Redocbew wrote:That was years ago before the rise of mobile and power consumption became such a priority, but I expect that just shifts the curve a bit without really changing the general shape of it.
For the high-end consumer desktop, that's mostly just resulted in idle power becoming negligible while full power remains the same. Well, I guess AMD doesn't have >100 W TDPs anymore, but the 95 watt category for the top offerings has been standard for quite some time now.
Kougar wrote:Too many people see value in it for it to be going anywhere. You guys heard about the Bitcoin futures market that started this week right?
The one that's entirely priced and settled in USD based upon the auction price on Gemini?
http://cfe.cboe.com/cfe-products/xbt-cb ... ificationsThat one?
See, the only way that touches bitcoin demand is if someone starts deliberately gaming the Gemini auction price to manipulate the Cboe: This isn't far-fetched, it was done to chicken prices and even fricking LIBOR! Gemini, a very low volume exchange, makes it trivial (it was chosen only because it's the only US-based one basically)

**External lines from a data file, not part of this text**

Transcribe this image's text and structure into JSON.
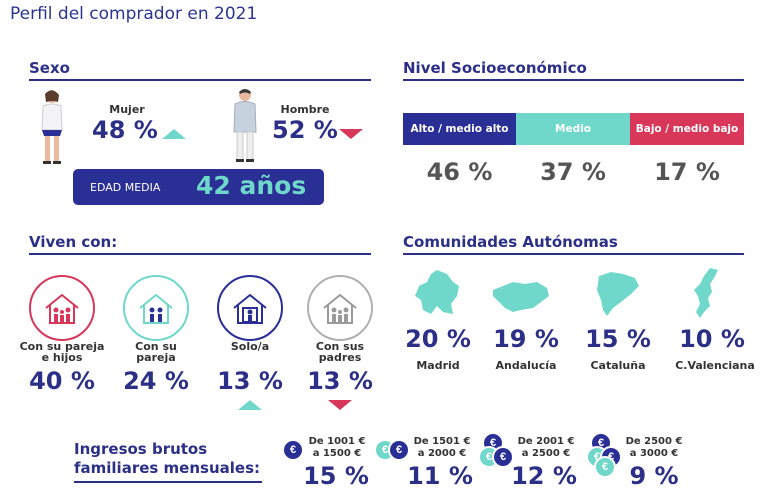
{
  "page": {
    "title": "Perfil del comprador en 2021"
  },
  "sexo": {
    "heading": "Sexo",
    "mujer": {
      "label": "Mujer",
      "value": "48 %",
      "trend": "up"
    },
    "hombre": {
      "label": "Hombre",
      "value": "52 %",
      "trend": "down"
    },
    "edad_label": "EDAD MEDIA",
    "edad_value": "42 años"
  },
  "nse": {
    "heading": "Nivel Socioeconómico",
    "segments": [
      {
        "label": "Alto / medio alto",
        "value": "46 %",
        "color": "#2a2f95"
      },
      {
        "label": "Medio",
        "value": "37 %",
        "color": "#6fd8cb"
      },
      {
        "label": "Bajo / medio bajo",
        "value": "17 %",
        "color": "#d8375a"
      }
    ]
  },
  "viven": {
    "heading": "Viven con:",
    "items": [
      {
        "label_1": "Con su pareja",
        "label_2": "e hijos",
        "value": "40 %",
        "color": "#d8375a",
        "icon": "family-house-icon"
      },
      {
        "label_1": "Con su",
        "label_2": "pareja",
        "value": "24 %",
        "color": "#6fd8cb",
        "icon": "couple-house-icon"
      },
      {
        "label_1": "Solo/a",
        "label_2": "",
        "value": "13 %",
        "color": "#2a2f95",
        "icon": "single-house-icon",
        "trend": "up"
      },
      {
        "label_1": "Con sus",
        "label_2": "padres",
        "value": "13 %",
        "color": "#b0b0b0",
        "icon": "parents-house-icon",
        "trend": "down"
      }
    ]
  },
  "ccaa": {
    "heading": "Comunidades Autónomas",
    "items": [
      {
        "value": "20 %",
        "label": "Madrid",
        "icon": "madrid-map-icon"
      },
      {
        "value": "19 %",
        "label": "Andalucía",
        "icon": "andalucia-map-icon"
      },
      {
        "value": "15 %",
        "label": "Cataluña",
        "icon": "cataluna-map-icon"
      },
      {
        "value": "10 %",
        "label": "C.Valenciana",
        "icon": "valenciana-map-icon"
      }
    ]
  },
  "ingresos": {
    "heading_1": "Ingresos brutos",
    "heading_2": "familiares mensuales:",
    "currency_symbol": "€",
    "items": [
      {
        "range_1": "De 1001 €",
        "range_2": "a 1500 €",
        "value": "15 %"
      },
      {
        "range_1": "De 1501 €",
        "range_2": "a 2000 €",
        "value": "11 %"
      },
      {
        "range_1": "De 2001 €",
        "range_2": "a 2500 €",
        "value": "12 %"
      },
      {
        "range_1": "De 2500 €",
        "range_2": "a 3000 €",
        "value": "9 %"
      }
    ]
  },
  "colors": {
    "navy": "#2a2f95",
    "teal": "#6fd8cb",
    "red": "#d8375a"
  }
}
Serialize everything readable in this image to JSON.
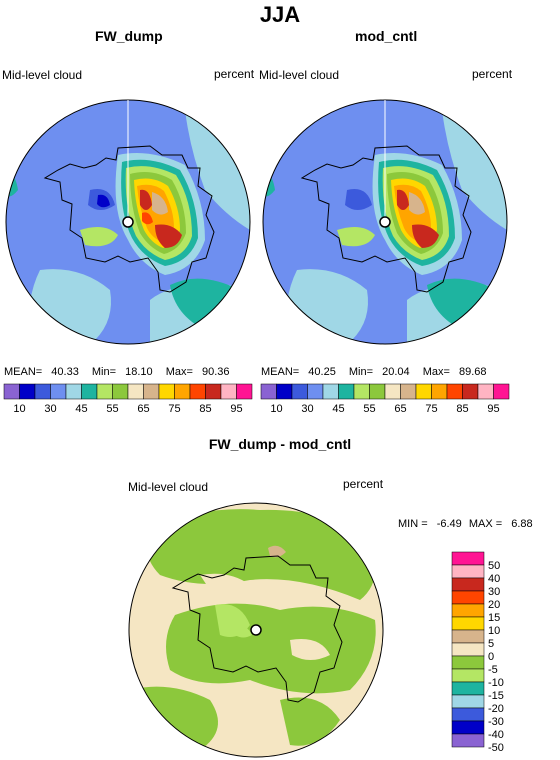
{
  "page_title": "JJA",
  "panels": [
    {
      "title": "FW_dump",
      "variable_label": "Mid-level cloud",
      "units_label": "percent",
      "stats": {
        "mean_label": "MEAN=",
        "mean_value": "40.33",
        "min_label": "Min=",
        "min_value": "18.10",
        "max_label": "Max=",
        "max_value": "90.36"
      }
    },
    {
      "title": "mod_cntl",
      "variable_label": "Mid-level cloud",
      "units_label": "percent",
      "stats": {
        "mean_label": "MEAN=",
        "mean_value": "40.25",
        "min_label": "Min=",
        "min_value": "20.04",
        "max_label": "Max=",
        "max_value": "89.68"
      }
    },
    {
      "title": "FW_dump - mod_cntl",
      "variable_label": "Mid-level cloud",
      "units_label": "percent",
      "stats": {
        "min_label": "MIN =",
        "min_value": "-6.49",
        "max_label": "MAX =",
        "max_value": "6.88"
      }
    }
  ],
  "colorbar_top": {
    "colors": [
      "#8a63d2",
      "#0000c8",
      "#3c5adc",
      "#6e8ff0",
      "#a0d7e6",
      "#1eb4a0",
      "#b4e664",
      "#8cc83c",
      "#f5e6c3",
      "#d7b48c",
      "#ffd700",
      "#ffa500",
      "#ff4500",
      "#c8281e",
      "#ffb4c3",
      "#ff1493"
    ],
    "labels": [
      "10",
      "30",
      "45",
      "55",
      "65",
      "75",
      "85",
      "95"
    ]
  },
  "colorbar_diff": {
    "colors": [
      "#ff1493",
      "#ffb4c3",
      "#c8281e",
      "#ff4500",
      "#ffa500",
      "#ffd700",
      "#d7b48c",
      "#f5e6c3",
      "#8cc83c",
      "#b4e664",
      "#1eb4a0",
      "#a0d7e6",
      "#3c5adc",
      "#0000c8",
      "#8a63d2"
    ],
    "labels": [
      "50",
      "40",
      "30",
      "20",
      "15",
      "10",
      "5",
      "0",
      "-5",
      "-10",
      "-15",
      "-20",
      "-30",
      "-40",
      "-50"
    ]
  }
}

Captain Ned wrote:The whole concept of the distributed ledger, where every market participant holds a definitive and unalterable copy of the entire system record (however that may be defined by the market), is just too technologically "sweet" to not become a part of the fintech landscape. Operationally, it eliminates a vast swath of back-office workers whose sole task today is to ensure that the single definitive record is properly maintained.
But that's only part of the "crypto-currency" concept, right?
I mean, we have "blockchain" filesystems already: ZFS. And we have all sorts of competing distributed databases/filesystems too.
Bitcoin's novel insight was solving the double-spend problem, it's what Satoshi even said:
The Holy Whitepaper wrote:In this paper, we propose a solution to the double-spending problem using a peer-to-peer distributed timestamp server to generate computational proof of the chronological order of transactions
You're more interested in a provably unaltered document trail, which a mere tree/chain of hashes can provide. You don't need an escalating proof-of-work contest to confer the privilege of adding another record.
Captain Ned wrote:Woe unto someone who ends up having to take delivery on that futures contract in a market that can't sufficiently process the underlying transactions that give rise to the derivative pseudo-asset (the futures contract). A futures market in an illiquid asset is a mug's game, and I don't want to be Clarence Beeks (or the Duke brothers for that matter).
Nothing to deliver:" It's purely a USD denominated bet on the current price.
JBI wrote:If it is true that most mining is occurring in China, then yeah it is probably mostly powered by coal. But I'm not sure we know that for certain.
It is difficult to say, because while we know the mining pool that mines a block (and the majority of mining pools are chinese), we don't know the geographical location of the participants.
There have been credible attempts to guess it:
https://www.jbs.cam.ac.uk/fileadmin/use ... -study.pdfThey say it's 50%, but it very well might be more.
Even then, it is known that there are large mining operations powered by (currently) under-capacity hydroelectricity projects, so it's clearly not all coal in China either.
JBI wrote:I still take issue with the assertion that blockchain is somehow inherently "too complex" though; it's certainly less complex than many other things that power our digitally connected lives, and the underlying mathematics/cryptography is well-defined and well-understood.
Yeah, it's a really simple data structure and the basic concept is used (with more actually complexity, not chains but trees) in plenty of commonly used already existing things: ZFS completely pre-dates bitcoin, for one example.